On peut dire la langue de Pindare, d’Horace, de Virgile, de Ronsard, de Racine ; on ne peut pas dire aussi justement la langue d’Aristophane, de Plaute, de Rabelais, de Molière, car ceux-ci, en peignant les mœurs de ceux qu’ils mettent en scène, leur font parler du même coup le langage qui leur est propre, ils n’en ont pas pour ainsi dire la responsabilité, le comble du génie est précisément pour eux de s’effacer et de disparaître.

Les aveux de du Bellay et de Ronsard, et les rapprochements qui précèdent, suffisent à faire pressentir que la plupart des prétendues innovations des poètes de la Pléïade avaient été pratiquées antérieurement, et la comparaison que nous allons faire, dans les listes suivantes, de leur vocabulaire avec celui de leurs prédécesseurs, en fournira fréquemment la preuve.
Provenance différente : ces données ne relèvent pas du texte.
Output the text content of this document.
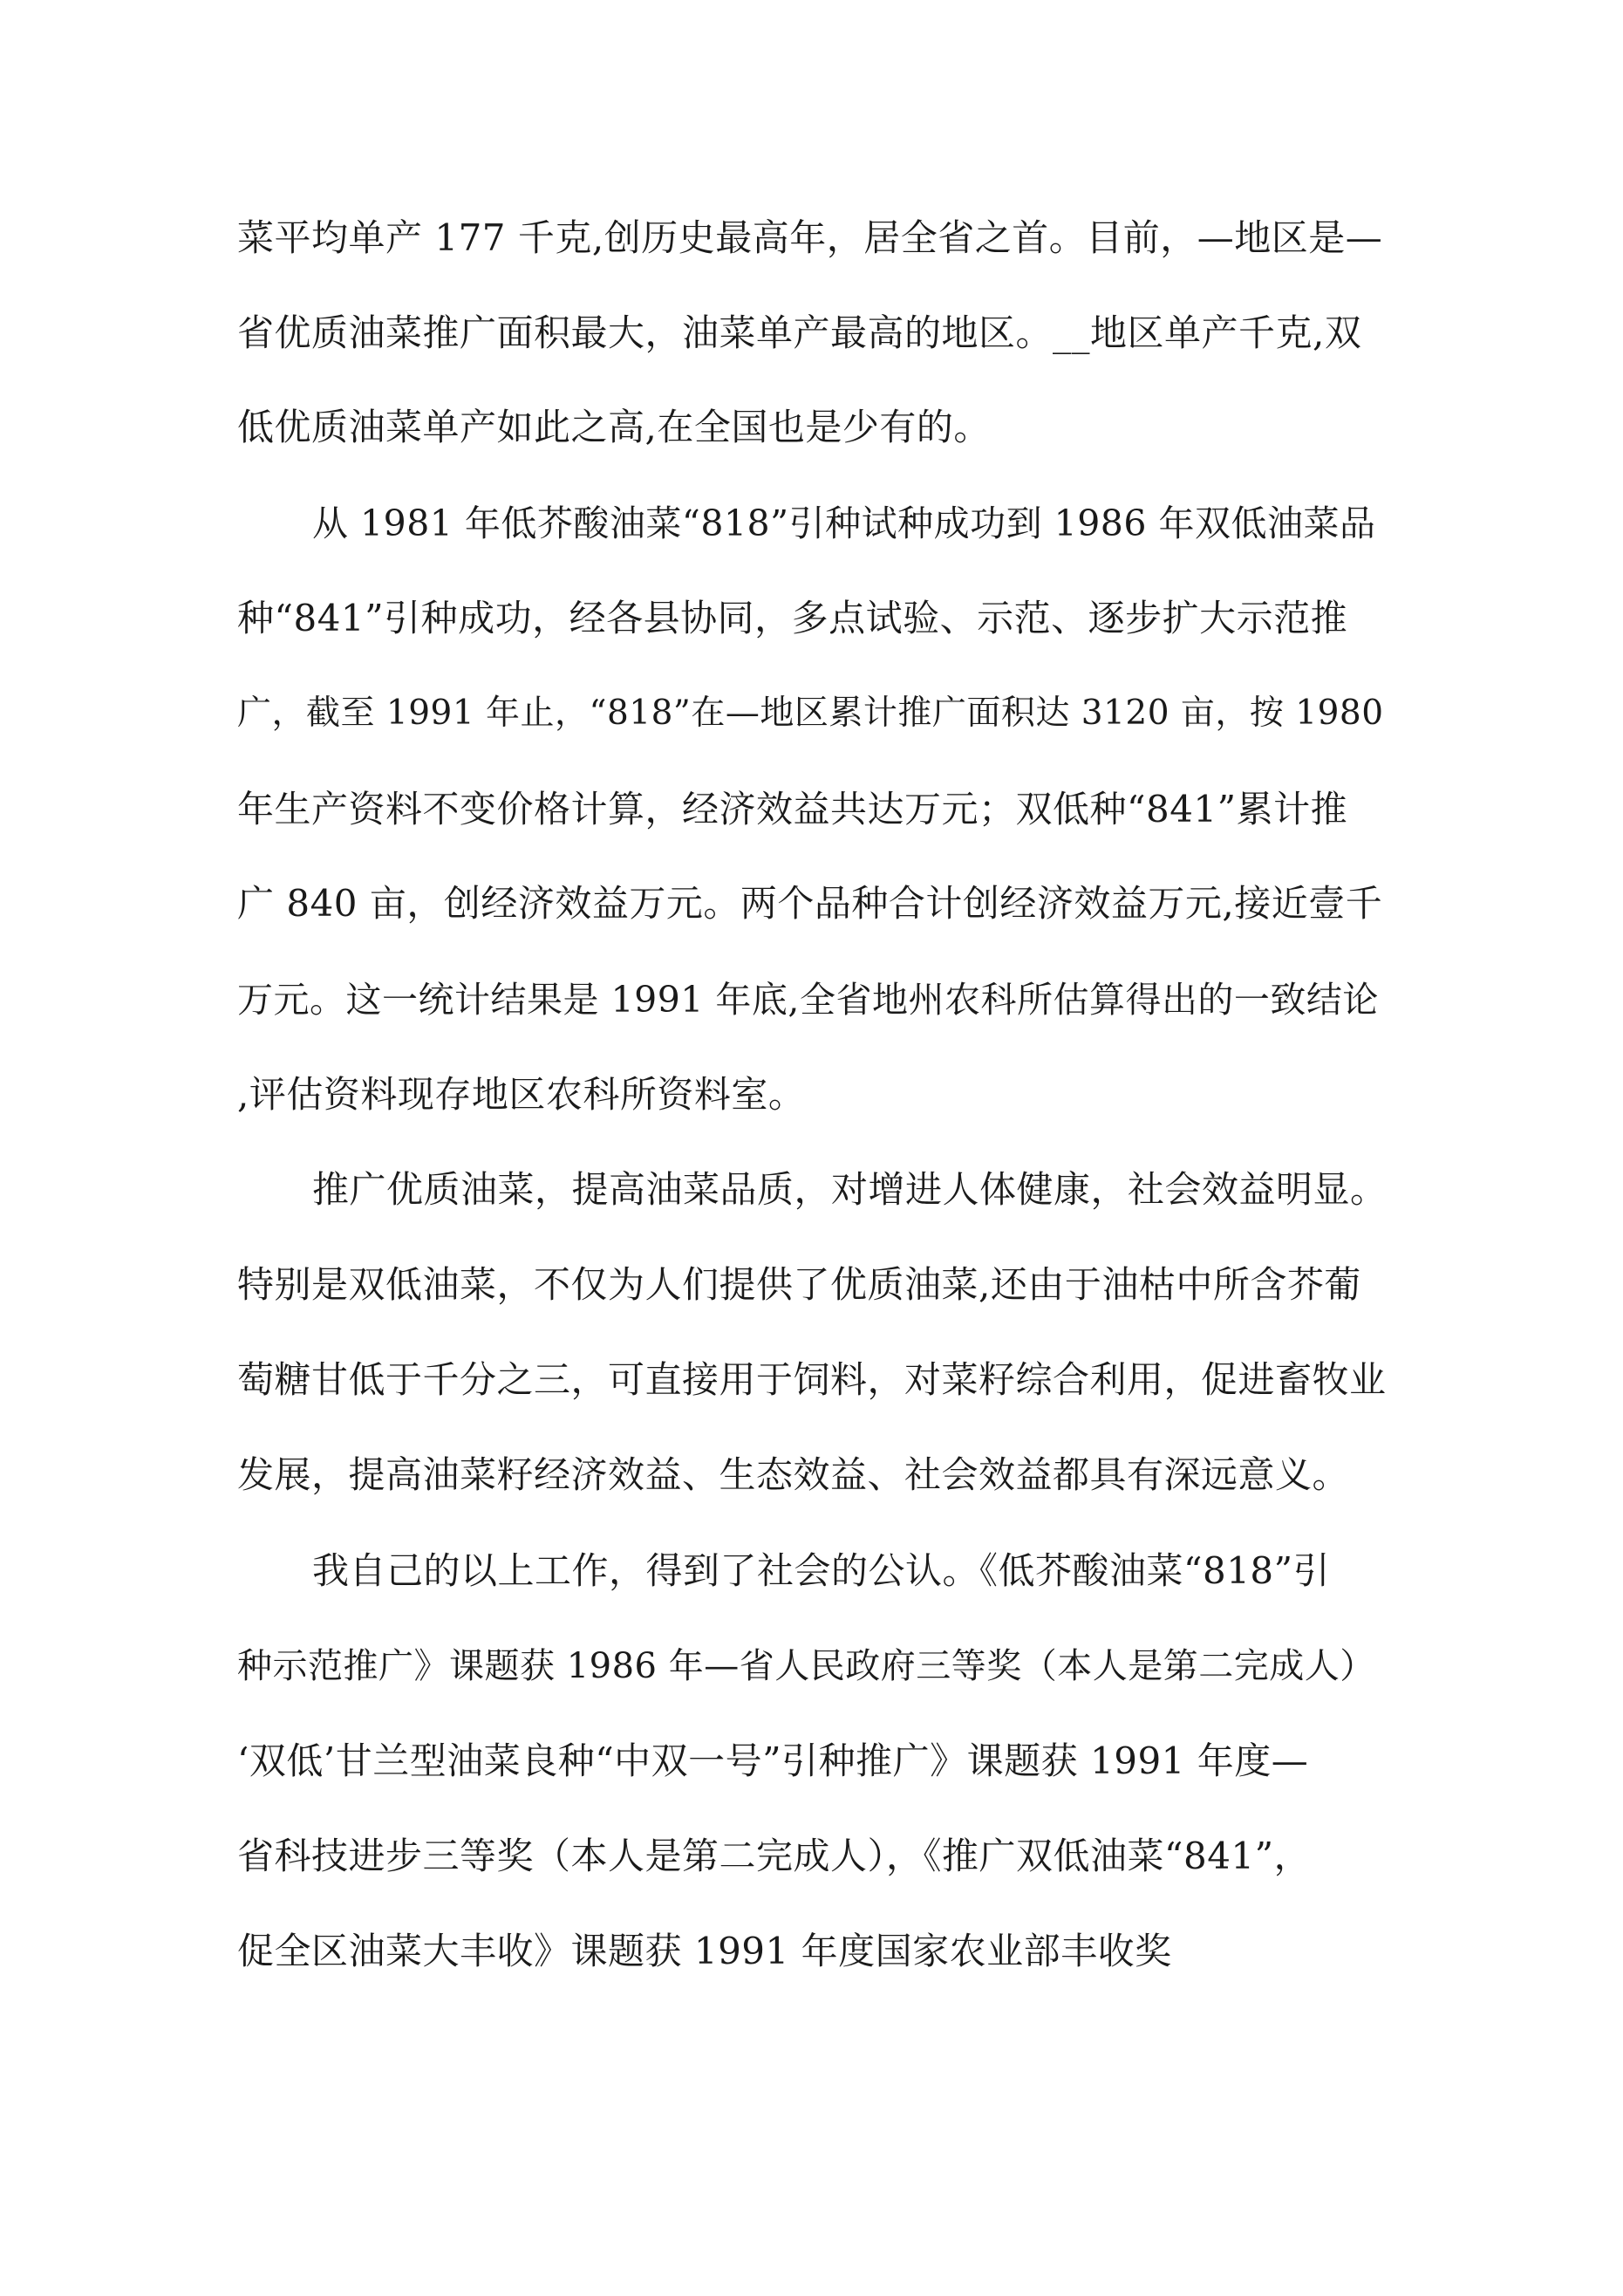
菜平均单产 177 千克,创历史最高年，居全省之首。目前，—地区是—
省优质油菜推广面积最大，油菜单产最高的地区。__地区单产千克,双
低优质油菜单产如此之高,在全国也是少有的。
从 1981 年低芥酸油菜“818”引种试种成功到 1986 年双低油菜品
种“841”引种成功，经各县协同，多点试验、示范、逐步扩大示范推
广，截至 1991 年止，“818”在—地区累计推广面积达 3120 亩，按 1980
年生产资料不变价格计算，经济效益共达万元；双低种“841”累计推
广 840 亩，创经济效益万元。两个品种合计创经济效益万元,接近壹千
万元。这一统计结果是 1991 年底,全省地州农科所估算得出的一致结论
,评估资料现存地区农科所资料室。
推广优质油菜，提高油菜品质，对增进人体健康，社会效益明显。
特别是双低油菜，不仅为人们提供了优质油菜,还由于油枯中所含芥葡
萄糖甘低于千分之三，可直接用于饲料，对菜籽综合利用，促进畜牧业
发展，提高油菜籽经济效益、生态效益、社会效益都具有深远意义。
我自己的以上工作，得到了社会的公认。《低芥酸油菜“818”引
种示范推广》课题获 1986 年—省人民政府三等奖（本人是第二完成人）
‘双低’甘兰型油菜良种“中双一号”引种推广》课题获 1991 年度—
省科技进步三等奖（本人是第二完成人），《推广双低油菜“841”，
促全区油菜大丰收》课题获 1991 年度国家农业部丰收奖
On en vient alors à se demander ce qu’il y a de vraiment nouveau dans le programme si arrogamment proclamé, et accepté sans conteste par tous les historiens de notre littérature.

C’est une question que se posait déjà l’auteur du Quintil Horatian. Il dit dans ses notes sur le quatrième chapitre de du Bellay : « Tu… monstres la pauureté de nostre langue, sans y remedier nullement et sans l’enrichir d’vn seul mot, d’vne seule vertu, ne bref de rien, sinon que de promesse et d’espoir, disant qu’elle pourra estre, qu’elle viendra, qu’elle sera, etc. Mais quoy ? quand, et comment ? »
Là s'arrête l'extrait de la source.